La nécessité de renforcer la protection des droits fondamentaux des personnes âgées faisant l’unanimité, les divergences existantes doivent pouvoir être surmontées sans délai pour répondre aux attentes des millions de personnes âgées dont les droits fondamentaux doivent devenir réalité.

La création par ce Conseil, en 2013, du mandat dont je suis titulaire a constitué un basculement conceptuel de l’approche du vieillissement axée principalement sur l’économie et le développement à une approche axée sur l’impératif des droits de l’homme qui considère les personnes âgées, non comme de simples bénéficiaires, mais comme des sujets de droit, dotés de droits spécifiques dont l’exercice doit être garanti par les Etats. Elle a aussi donné l’impulsion, à Genève, d’un processus qui a été approfondi par la récente formation du Groupe des Amis des droits des personnes âgées.
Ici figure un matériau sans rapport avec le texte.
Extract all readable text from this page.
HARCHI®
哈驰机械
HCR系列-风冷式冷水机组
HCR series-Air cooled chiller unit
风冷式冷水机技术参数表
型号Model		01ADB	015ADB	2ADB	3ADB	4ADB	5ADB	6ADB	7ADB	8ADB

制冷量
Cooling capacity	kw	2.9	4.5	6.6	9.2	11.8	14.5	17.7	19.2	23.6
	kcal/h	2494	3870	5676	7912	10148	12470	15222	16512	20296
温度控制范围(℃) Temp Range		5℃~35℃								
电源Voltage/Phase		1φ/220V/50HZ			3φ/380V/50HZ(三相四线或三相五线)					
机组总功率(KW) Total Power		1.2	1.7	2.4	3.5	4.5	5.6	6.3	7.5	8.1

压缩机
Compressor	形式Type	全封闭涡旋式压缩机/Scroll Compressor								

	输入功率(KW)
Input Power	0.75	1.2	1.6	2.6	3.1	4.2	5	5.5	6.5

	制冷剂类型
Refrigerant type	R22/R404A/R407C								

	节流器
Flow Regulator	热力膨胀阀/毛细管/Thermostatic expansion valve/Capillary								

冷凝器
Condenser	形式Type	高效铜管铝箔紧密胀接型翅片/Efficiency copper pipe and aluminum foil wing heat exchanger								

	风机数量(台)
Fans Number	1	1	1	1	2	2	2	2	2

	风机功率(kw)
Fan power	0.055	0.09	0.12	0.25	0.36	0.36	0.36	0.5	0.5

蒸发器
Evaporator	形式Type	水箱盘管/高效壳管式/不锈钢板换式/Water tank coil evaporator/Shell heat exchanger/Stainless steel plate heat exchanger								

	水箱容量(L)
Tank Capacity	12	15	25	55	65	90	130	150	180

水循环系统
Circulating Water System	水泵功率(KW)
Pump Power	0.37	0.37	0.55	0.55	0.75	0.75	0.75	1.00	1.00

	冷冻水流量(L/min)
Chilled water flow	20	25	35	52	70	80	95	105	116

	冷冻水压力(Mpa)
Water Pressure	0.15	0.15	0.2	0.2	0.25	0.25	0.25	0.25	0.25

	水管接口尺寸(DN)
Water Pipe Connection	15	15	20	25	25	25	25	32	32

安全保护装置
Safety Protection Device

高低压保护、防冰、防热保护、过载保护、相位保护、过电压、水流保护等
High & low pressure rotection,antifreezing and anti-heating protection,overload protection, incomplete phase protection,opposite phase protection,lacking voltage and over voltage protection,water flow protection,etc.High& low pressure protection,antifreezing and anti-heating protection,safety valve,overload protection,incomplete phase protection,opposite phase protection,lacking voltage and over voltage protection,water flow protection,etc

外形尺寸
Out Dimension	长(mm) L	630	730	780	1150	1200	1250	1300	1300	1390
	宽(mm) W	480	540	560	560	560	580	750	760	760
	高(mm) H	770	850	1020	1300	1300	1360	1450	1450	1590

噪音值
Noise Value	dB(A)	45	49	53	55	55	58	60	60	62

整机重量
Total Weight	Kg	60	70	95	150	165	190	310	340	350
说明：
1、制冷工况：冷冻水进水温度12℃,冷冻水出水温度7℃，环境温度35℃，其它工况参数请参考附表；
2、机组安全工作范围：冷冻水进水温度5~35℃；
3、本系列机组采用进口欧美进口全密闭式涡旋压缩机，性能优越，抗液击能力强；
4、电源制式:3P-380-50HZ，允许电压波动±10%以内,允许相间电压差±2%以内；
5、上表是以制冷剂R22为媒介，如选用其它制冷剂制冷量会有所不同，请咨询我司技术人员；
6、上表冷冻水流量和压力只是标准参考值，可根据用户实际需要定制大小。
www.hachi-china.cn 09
Je tiens à remercier l’Argentine et la Slovénie pour cette initiative en espérant que cela permettra d’approfondir les discussions menées au niveau du Conseil des droits de l’homme, et de garantir que cette instance demeure saisie de cette question importante et activement associée à l’édification de la société de demain.

Monsieur le Président,
Excellences,
Mesdames et Messieurs,

Permettez-moi de manière plus générale de souligner que je souhaite poursuivre cette coopération fructueuse avec tous les États membres, les organismes des Nations Unies et les organisations régionales, les procédures spéciales et les organes subsidiaires du Conseil des droits de l’homme, les organisations de la société civile, les sociétés scientifiques, les associations de personnes âgées et les personnes âgées elles-mêmes dans le monde entier dans l’unique objectif d’assurer qu’elles puissent vivre dans la dignité et jouir pleinement de leurs droits.

Avant de conclure, je souhaite aussi tirer votre attention sur l’exposition de photos sur les personnes âgées qui est en cours dans la Passerelle et qui restera jusqu’à la fin de la session du Conseil. Je vous invite aussi vivement à participer à la manifestation parallèle On human rights of older persons: imperatives & desiderata cet après-midi de 16h30 à 18h en sale XXIII.

Je vous remercie pour votre attention.